En último término, lo que se pierde con este relato tremendista es la posibilidad de visibilizar las lecturas políticas de la violencia de grupos con un importante nivel de organización o con visiones alternativas a la matriz humanitaria. Las lecturas, por ejemplo, de grupos indígenas y afrodescendientes con matrices culturales e interpretativas de orden mágico, religioso, centradas en la comunidad y no en el individuo, o las lecturas de víctimas que no reducen la victimización a un acontecimiento o hecho traumático, sino a una trayectoria histórica o régimen de opresión.

¿Hasta qué punto el relato tremendista no produce una memoria a corto plazo que se traduce en una amnesia a largo plazo que impide articular el pasado de violencia en un gran relato colectivo que permita su comprensión y superación? Responder esta cuestión nos exige ser conscientes de los relatos construidos en tono a la violencia y, sin lugar a dudas, será una de las cuestiones más acuciantes que nos depare el futuro.

El avance global de lo humanitario parece ir de la mano de ciertas formas protagónicas de nombrar la violencia, donde la sangre adquiere un papel protagónico. Pero, aunque parezca prevalecer este uso humanitario de la sangre, el texto reseñado viene a mostrarnos que este líquido rojo puede teñir de múltiples formas nuestros relatos de lo humano.

Referencias bibliográficas

Esposito, R. (2005). Inmunitas. Protección y negación de la vida. Madrid: Amorrortu.

Fassin, D. (2016). La razón humanitaria. Una historia moral del tiempo presente. Buenos Aires: Prometeo.

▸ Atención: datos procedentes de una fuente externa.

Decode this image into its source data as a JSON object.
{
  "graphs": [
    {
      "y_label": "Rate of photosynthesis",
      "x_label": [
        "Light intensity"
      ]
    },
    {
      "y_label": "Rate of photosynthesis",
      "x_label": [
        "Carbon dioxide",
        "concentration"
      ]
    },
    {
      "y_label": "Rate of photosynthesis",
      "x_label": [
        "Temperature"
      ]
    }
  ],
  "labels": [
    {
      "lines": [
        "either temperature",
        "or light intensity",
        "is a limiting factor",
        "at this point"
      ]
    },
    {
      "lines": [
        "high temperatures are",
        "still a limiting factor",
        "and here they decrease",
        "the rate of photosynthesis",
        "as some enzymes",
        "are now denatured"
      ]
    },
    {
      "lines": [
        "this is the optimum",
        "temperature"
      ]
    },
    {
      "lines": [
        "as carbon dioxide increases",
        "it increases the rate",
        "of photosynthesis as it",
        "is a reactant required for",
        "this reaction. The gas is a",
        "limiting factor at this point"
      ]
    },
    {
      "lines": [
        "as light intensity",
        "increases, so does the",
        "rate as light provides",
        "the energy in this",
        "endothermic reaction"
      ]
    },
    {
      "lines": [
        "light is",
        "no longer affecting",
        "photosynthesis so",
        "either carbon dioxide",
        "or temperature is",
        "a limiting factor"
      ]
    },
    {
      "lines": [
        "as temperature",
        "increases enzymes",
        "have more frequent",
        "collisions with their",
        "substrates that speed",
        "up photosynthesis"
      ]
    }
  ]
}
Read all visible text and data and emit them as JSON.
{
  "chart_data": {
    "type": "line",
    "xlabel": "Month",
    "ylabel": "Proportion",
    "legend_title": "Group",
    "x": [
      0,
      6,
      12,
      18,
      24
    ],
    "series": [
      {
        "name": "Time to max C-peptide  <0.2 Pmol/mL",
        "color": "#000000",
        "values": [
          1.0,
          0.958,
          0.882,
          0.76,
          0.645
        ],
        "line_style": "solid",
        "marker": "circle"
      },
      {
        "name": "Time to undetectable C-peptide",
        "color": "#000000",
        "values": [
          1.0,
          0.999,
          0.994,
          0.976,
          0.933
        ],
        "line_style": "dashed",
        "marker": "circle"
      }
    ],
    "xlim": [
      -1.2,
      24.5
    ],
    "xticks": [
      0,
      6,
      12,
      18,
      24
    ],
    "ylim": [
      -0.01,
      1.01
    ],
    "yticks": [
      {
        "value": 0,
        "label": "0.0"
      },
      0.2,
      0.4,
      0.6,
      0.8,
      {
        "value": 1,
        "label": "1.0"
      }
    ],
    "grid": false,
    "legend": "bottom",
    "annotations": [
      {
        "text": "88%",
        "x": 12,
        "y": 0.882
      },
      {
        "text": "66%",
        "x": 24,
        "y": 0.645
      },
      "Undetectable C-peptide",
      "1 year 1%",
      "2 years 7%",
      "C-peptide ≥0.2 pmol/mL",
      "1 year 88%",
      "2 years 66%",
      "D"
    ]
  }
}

Gatti, G. (2011). Identidades desaparecidas. Peleas por el sentido en los mundos de la desaparición forzada. Buenos Aires: Prometeo.

Gatti, G. (Ed.). (2017). Un mundo de víctimas. Barcelona: Anthropos.

1 «En el nuevo lenguaje de la compasión, la desigualdad es sustituida por la exclusión, la dominación es transformada en infortunio, la injusticia es articulada como sufrimiento, la violencia se expresa en términos de trauma» (Fassin y Rechtman, apud Fonseca, p. 261).

2 Aunque la RAE define tremendismo como la «tendencia a exagerar los rasgos más tremendos o alarmantes de las cosas», para los efectos argumentativos de este apartado se me hace mucho más sugerente la definición de Wikipedia: «una especial crudeza en la presentación de la trama, el tratamiento de los personajes y en el lenguaje, desgarrado y duro». Consultable en: https://es.wikipedia.org/wiki/Tremendismo. Última consulta: 18/01/2020.

3 Habría que considerar el papel jugado en tiempos de guerra y dictadura (como cómplices, beneficiarios o promotores) de algunos diseñadores de políticas de memoria y transición en el mundo.

4 Citando a los antropólogos Jean y John Comaroff, Gudrun Rath la define como «una economía cuyas formas de acumulación permanecen invisibles y que por tanto se relaciona con formas mágicas de devenir rico» (p. 128).